JFET gates are isolated by the gate being the other polarity from the channel, and having a reverse voltage applied with respect to the channel. Exactly how this works in some situations like self bias are fairly complex. I'm trying to think if I've ever seen an enhancement mode JFET, or if it's possible. Haven't thought about that for many years now.

MOSFETs are a conductive layer of metal or epitaxial semiconductor which is laid over an insulating layer. In silicon this is one of the oxides of silicon; it's very pure glass, about 20-40 volts thick. Not needing the reverse bias, MOSFETs can be and are made which are enhancement mode, depletion mode, or dead in the middle with Vth = 0 ish.
Most MOSFETs are enhancement mode. This means that the conductive bar isn't very conductive at all. Putting a few volts of gate-to-channel on the gate pulls in charge carriers and opens up the hose. JFETs are depletion mode - they conduct all they possibly can if the gate is at 0V compared to the channel, but as the gate is made more negative, the depletion region from the gate pushes further into the thickness of the conductive bar and squeezes the hose closed.

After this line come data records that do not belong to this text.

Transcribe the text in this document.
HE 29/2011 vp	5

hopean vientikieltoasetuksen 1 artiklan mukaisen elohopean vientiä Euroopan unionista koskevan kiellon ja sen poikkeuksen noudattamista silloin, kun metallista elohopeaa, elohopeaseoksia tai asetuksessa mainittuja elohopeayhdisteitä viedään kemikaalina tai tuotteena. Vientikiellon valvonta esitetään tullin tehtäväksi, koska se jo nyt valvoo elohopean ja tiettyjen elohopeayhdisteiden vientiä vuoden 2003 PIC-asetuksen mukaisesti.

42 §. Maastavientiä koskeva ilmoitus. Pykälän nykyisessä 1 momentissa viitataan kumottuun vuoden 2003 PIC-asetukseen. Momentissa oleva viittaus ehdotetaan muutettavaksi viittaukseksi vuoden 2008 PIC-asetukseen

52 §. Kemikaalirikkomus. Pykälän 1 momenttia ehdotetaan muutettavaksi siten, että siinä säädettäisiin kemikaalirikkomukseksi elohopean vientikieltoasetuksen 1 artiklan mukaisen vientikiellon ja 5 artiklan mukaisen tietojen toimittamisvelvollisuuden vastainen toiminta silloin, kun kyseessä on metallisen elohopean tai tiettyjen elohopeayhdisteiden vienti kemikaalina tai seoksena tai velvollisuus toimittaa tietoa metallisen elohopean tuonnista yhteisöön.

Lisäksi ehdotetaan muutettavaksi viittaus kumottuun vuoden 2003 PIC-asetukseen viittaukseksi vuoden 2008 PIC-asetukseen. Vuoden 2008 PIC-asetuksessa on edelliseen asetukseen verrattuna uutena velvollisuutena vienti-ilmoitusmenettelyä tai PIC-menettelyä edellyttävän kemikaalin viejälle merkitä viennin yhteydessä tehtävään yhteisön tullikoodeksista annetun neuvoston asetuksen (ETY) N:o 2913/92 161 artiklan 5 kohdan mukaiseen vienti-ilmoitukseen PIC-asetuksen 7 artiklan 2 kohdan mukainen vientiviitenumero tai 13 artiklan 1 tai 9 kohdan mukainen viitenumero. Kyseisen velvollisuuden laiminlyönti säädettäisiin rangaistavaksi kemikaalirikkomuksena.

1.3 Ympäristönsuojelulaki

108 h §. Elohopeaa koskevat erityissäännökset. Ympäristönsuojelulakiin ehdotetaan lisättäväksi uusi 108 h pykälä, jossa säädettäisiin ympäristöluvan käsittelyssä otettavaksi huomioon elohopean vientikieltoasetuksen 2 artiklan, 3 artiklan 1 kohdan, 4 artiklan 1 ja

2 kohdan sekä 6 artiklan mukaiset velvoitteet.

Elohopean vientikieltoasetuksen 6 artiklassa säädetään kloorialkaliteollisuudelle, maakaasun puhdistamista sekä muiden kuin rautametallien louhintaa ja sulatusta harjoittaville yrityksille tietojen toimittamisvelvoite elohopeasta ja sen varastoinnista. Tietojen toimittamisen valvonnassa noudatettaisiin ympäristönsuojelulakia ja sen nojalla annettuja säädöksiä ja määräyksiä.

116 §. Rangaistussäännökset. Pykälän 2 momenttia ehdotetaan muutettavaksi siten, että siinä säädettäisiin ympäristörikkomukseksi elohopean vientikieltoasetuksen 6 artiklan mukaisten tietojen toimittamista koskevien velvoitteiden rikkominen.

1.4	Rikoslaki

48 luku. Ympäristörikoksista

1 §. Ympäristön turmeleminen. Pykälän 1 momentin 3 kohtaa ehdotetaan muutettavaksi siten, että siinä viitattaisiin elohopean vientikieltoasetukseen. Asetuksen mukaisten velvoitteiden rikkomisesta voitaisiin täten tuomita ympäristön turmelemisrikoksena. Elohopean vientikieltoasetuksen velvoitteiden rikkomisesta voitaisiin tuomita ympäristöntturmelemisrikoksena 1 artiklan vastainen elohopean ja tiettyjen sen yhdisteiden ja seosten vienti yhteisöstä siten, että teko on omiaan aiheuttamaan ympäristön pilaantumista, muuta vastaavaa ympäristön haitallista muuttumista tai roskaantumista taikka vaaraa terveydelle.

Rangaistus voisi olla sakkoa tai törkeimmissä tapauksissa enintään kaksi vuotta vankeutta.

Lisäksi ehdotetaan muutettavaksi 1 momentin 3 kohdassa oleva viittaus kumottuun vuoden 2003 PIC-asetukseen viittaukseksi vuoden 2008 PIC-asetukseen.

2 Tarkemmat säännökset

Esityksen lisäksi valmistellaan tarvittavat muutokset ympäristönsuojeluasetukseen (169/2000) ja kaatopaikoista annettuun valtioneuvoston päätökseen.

If you could do a MOSFET with no substrate diode, you could use them symmetrically. This is economically impractical, but may someday be. The substrate is being etched away from regions of some semiconductor logic chips because of the rise of leakage currents in the zillions of tiny, tiny, tiny FETs that make them. Silicon On Insulator (SOI) is one of the technologies that are competing for the next extension of Moore's Law. If a way around leakage and the incredibly fine photolithograpy needed today are not found, we may be nearing the end of the doubles-every-few-years rise of computing power, as a sidelight.

[commathe]

So ultimately, though MOSFETs are theoretically reversible, they are *not* reversible in reality due to limitations that mean they need the substrate diode. So it wouldn't be possible even if I got a 4 terminal and left the substrate connection floating?

Also, out of curiosity (again), what would the advantages to a 4-channel mosfet be? Why have they become almost obsolete? I imagine most of the answers to this wont really affect pedal building but knowledge is always a good thing.

[R.G.]

So ultimately, though MOSFETs are theoretically reversible, they are *not* reversible in reality due to limitations that mean they need the substrate diode. So it wouldn't be possible even if I got a 4 terminal and left the substrate connection floating?

The conduction part is reversable, as you note. Manufacturing processes always have a substrate today. I've never seen a SOI single device. The 4-terminals have different connections to the 4th terminal. Some of them have two gates, one for signal and one for gain control.

I went looking for the old datasheets. Seems like the source was connected to the substrate. The 4th lead was usually a second gate. It may not be possible to separate the substrate. And with processes that old, it may not be that the substrate forms a body diode.

Modern CMOS chips like the unbuffered 4001 can sometimes be used for no-body-diode transistors as long as the applied voltages are entirely within the + to - range of the applied power supply.

Also, out of curiosity (again), what would the advantages to a 4-channel mosfet be? Why have they become almost obsolete? I imagine most of the answers to this wont really affect pedal building but knowledge is always a good thing.

The screaming advantage to dual gate MOSFETs was always in RF circuits. The very high input impedance and separation of the two gates let you have modulation without feedthrough, and far less distortion (which meant less spurious cross modulation products to get you into trouble with interference). The screaming disadvantage is that the processing wasn't all that good, so the gains weren't necessarily high, and the current they could conduct was quite small compared to any of today's many-section power MOSFETs. They were also excruciatingly sensitive to static shock. They were sold with all pins shorted, and you were to solder them into the PCB before removing the shorting wires.

You could make an OK tremolo with a dual gate MOSFET. If you could afford them. I don't know when or if production stopped, but they're rare. I did find some listings for some 3N1xx and 3N2xx devices, but they seem to be $10-$50 each.

[PRR]

JFETs are "always" made horizontally, across the surface of the crystal. You pick two points for D and S, dope a junction over the space between to be G. The G is either centered or *slightly* offset. There is little to no difference D or S.

The vast majority of modern MOSFETs are "Vertical". One end (S?) on top, a lattice of oxide-insulated G, and the other end (D?) down under that. So there is a real physical difference between S and D: one is the bulk crystal, the other a bit of fluff on top, and the G may be a lot "closer" to one than the other.

I am not sure how this affects symmetry. My impression is that for small voltages and low frequencies, it isn't very asymmetrical. But most of the parts we can get are "big", several Amps. And the capacitances go up with current-ability; OTOH our signals are often low current. If we are managing mA signals with Amp devices, capacitance is likely to be a problem well inside the audio band. Not to mention that the vertical construction "always" has a hidden diode, so you can't put much reverse voltage D-S or it just sucks.

[commathe]

Thanks guys! Massive help!